Служанка вздрагивает и уходит. А доктор вытянул свои толстые ручищи и сгреб в охапку столик. Мсье Ахилл счастлив – он хотел бы привлечь внимание доктора. Но тщетно он болтает ногами и подпрыгивает на скамье – он так мал, что его не слышно.
Служанка приносит кальвадос. Кивком она указывает доктору на его соседа. Доктор Роже медленно разворачивается всем корпусом: шея у него не гнется.
– А, это ты, старое отребье, – кричит он. – Еще не сдох? И вы впускаете эдакий сброд? – обращается он к служанке.
Он глядит на человечка своим хищным взглядом. Прямой взгляд, который все ставит на свои места.
– Старый псих – вот кто он такой.
Доктор Роже даже не дает себе труда показать, что шутит. Он знает: старый псих не рассердится, он расплывется в улыбке. Так и есть – тот униженно улыбается. Старый псих расслабился, он чувствует: его защитили от него самого, сегодня с ним ничего не случится. И самое ужасное: я успокоился тоже. Так вот что со мной такое – я всего-навсего старый псих.
Доктор смеется, он бросает на меня призывный взгляд сообщника; без сомнения, из-за моего роста – да и рубашка у меня чистая – он готов пригласить меня участвовать в его шутках.
Я не смеюсь и не отвечаю на его заигрывание – тогда, не переставая смеяться, он испытывает на мне устрашающий огонь своих глаз. Несколько секунд мы неотрывно смотрим друг на друга: прикидываясь близоруким, доктор меряет меня прищуренным взглядом – он обдумывает, к какому разряду меня отнести. К разряду психов? Или к разряду проходимцев?
И все– таки первым отводит глаза он -подумаешь, спасовал перед каким-то одиночкой, никакой общественной значимости не имеющим, стоит ли об этом тужить, это тут же забудется. Доктор сворачивает сигарету, закуривает и сидит неподвижно с застывшим и жестким, как это бывает у стариков, взглядом.

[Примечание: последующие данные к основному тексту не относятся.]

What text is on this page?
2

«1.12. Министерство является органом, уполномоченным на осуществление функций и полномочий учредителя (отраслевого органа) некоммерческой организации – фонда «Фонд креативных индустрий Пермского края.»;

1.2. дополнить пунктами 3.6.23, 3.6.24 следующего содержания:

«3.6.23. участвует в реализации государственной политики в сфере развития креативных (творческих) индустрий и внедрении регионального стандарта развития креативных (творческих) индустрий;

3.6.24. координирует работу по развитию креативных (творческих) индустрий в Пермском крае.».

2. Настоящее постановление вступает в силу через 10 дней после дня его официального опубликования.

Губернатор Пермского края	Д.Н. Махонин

Хороши морщины – они у него всех видов: поперечные рытвины на лбу, гусиные лапки у глаз, горькие складки по обе стороны рта, не говоря уже о желтых веревках, висящих под подбородком. Повезло доктору – увидев его еще издали, всякий скажет: вот человек, который страдал и который пожил в свое удовольствие. Впрочем, доктор заслужил свое лицо: он ни на миг не усомнился в том, каким способом удержать и использовать свое прошлое, – он взял да и набил из него чучело, превратил в опыт для поучения женщин и молодых людей.
Мсье Ахилл счастлив, как, наверно, не был счастлив уже давно. Он раскис от восторга, он потягивает свой «Бирр», раздувая щеки. Да, доктор нашел-таки к нему подход! Доктор не из тех, кого смутит вид старого психа, у которого вот-вот случится приступ; хорошая взбучка, несколько грубых слов, способных подстегнуть, – вот и все, что надо ему подобным. Доктор обладает опытом. Обладать опытом – его профессия; врачи, священники, судьи и офицеры знают человека наизусть, словно сами его сотворили.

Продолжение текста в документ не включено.